I came across these delicate frameworks around the base of my compost pile in spring. They are the remnant husks of Physalis fruit, after enduring several months of decay. I was struck by the intricate pattern, so created this image using a flatbed scanner.
There are at least eighty species in the genus Physalis. Tomatilloes (Physalis ixocarpa), a tomato-like fruit used in Mexican cuisine, and the ornamental Chinese lantern (Physalis alkekengi) may be the most familiar. Part of the nightshade family, the plants are generally poisonous, though the ripe fruit is sometimes not.
My memories of our garden as a child include Physalis (likely Physalis pruinosa, one of the species commonly known as ground-cherry) coming up spontaneously from seeds that dropped with the previous year’s fruit.
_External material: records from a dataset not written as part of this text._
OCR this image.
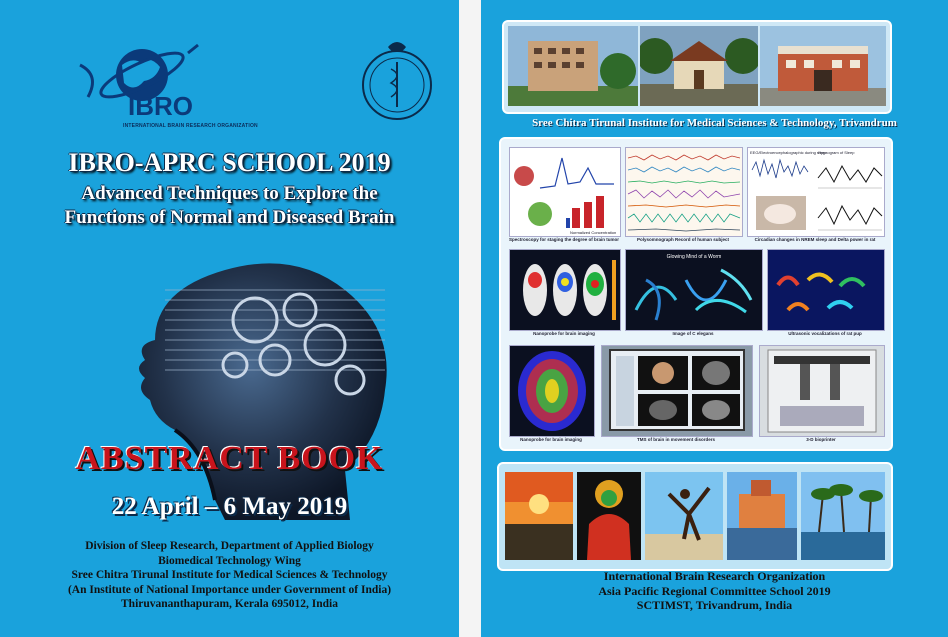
IBRO
INTERNATIONAL BRAIN RESEARCH ORGANIZATION
IBRO-APRC SCHOOL 2019
Advanced Techniques to Explore the
Functions of Normal and Diseased Brain
ABSTRACT BOOK
22 April – 6 May 2019
Division of Sleep Research, Department of Applied Biology
Biomedical Technology Wing
Sree Chitra Tirunal Institute for Medical Sciences & Technology
(An Institute of National Importance under Government of India)
Thiruvananthapuram, Kerala 695012, India
Sree Chitra Tirunal Institute for Medical Sciences & Technology, Trivandrum
Normalized Concentration
EEG/Electroencephalographic during sleep
Hypnogram of Sleep
Spectroscopy for staging the degree of brain tumor	Polysomnograph Record of human subject	Circadian changes in NREM sleep and Delta power in rat
Glowing Mind of a Worm
Nanoprobe for brain imaging	Image of C elegans	Ultrasonic vocalizations of rat pup
Nanoprobe for brain imaging	TMS of brain in movement disorders	3-D bioprinter
International Brain Research Organization
Asia Pacific Regional Committee School 2019
SCTIMST, Trivandrum, India
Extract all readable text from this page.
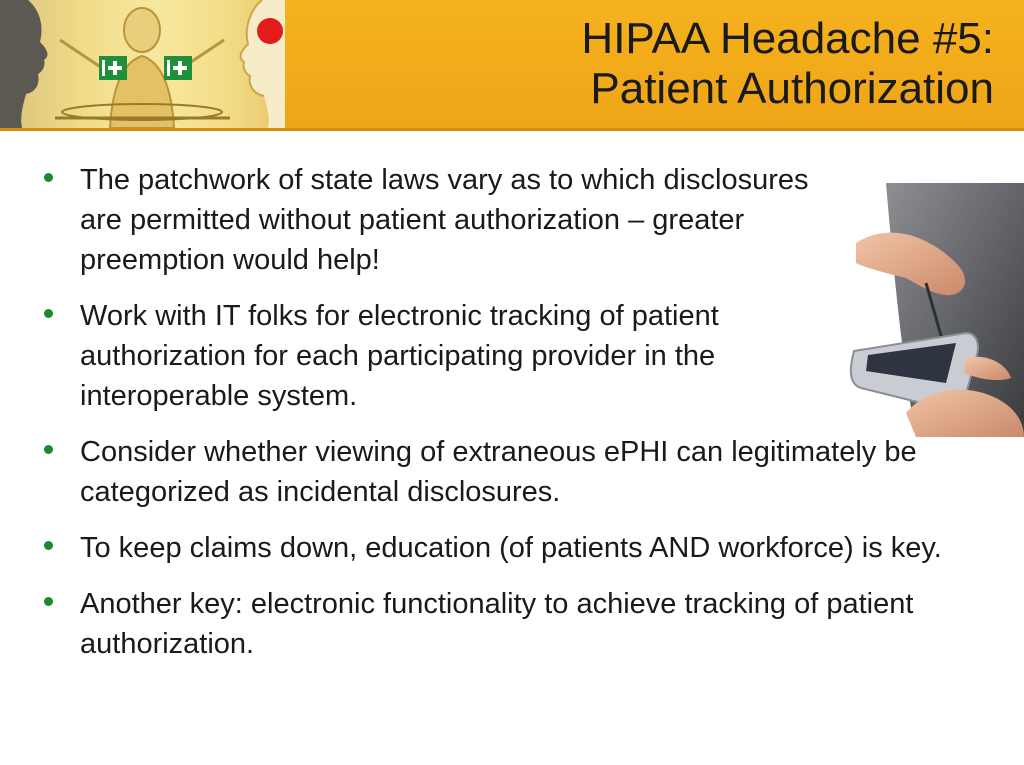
HIPAA Headache #5:
Patient Authorization
The patchwork of state laws vary as to which disclosures are permitted without patient authorization – greater preemption would help!
Work with IT folks for electronic tracking of patient authorization for each participating provider in the interoperable system.
Consider whether viewing of extraneous ePHI can legitimately be categorized as incidental disclosures.
To keep claims down, education (of patients AND workforce) is key.
Another key: electronic functionality to achieve tracking of patient authorization.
I thought it was one of the most wonderful plants for fruit harvest. When ripe, the berries fell to the ground and we gathered them with rakes. Each berry had a protective papery husk, which made for easy storage and clean fruit when popped from the shell. My mother thought that our seeds had come from Europe with the family. This is possible, but the plants are native to the Americas so it may have been added to the family garden after immigration. We always enjoyed an abundance of this fruit–it has been described as a mix of pineapple and strawberry–and my mother won prizes for her ground-cherry pie.
Not all Physalis species drop their fruit like the ground-cherries of my youth. The species in the images, purchased at a small fundraising sale, had fruit which held fast to the plant even when fully ripe; in fact I had to cut them off. I believe the plant to be one of the tropical species, perhaps Physalis peruviana or Physalis angulata. The flavour and size of the fruit of this species was superior to the fruit harvested by my family. I feel fortunate that a most welcome supply of seedlings popped up in my garden this spring, filling me with anticipation for this autumn’s harvest of this sweet treat.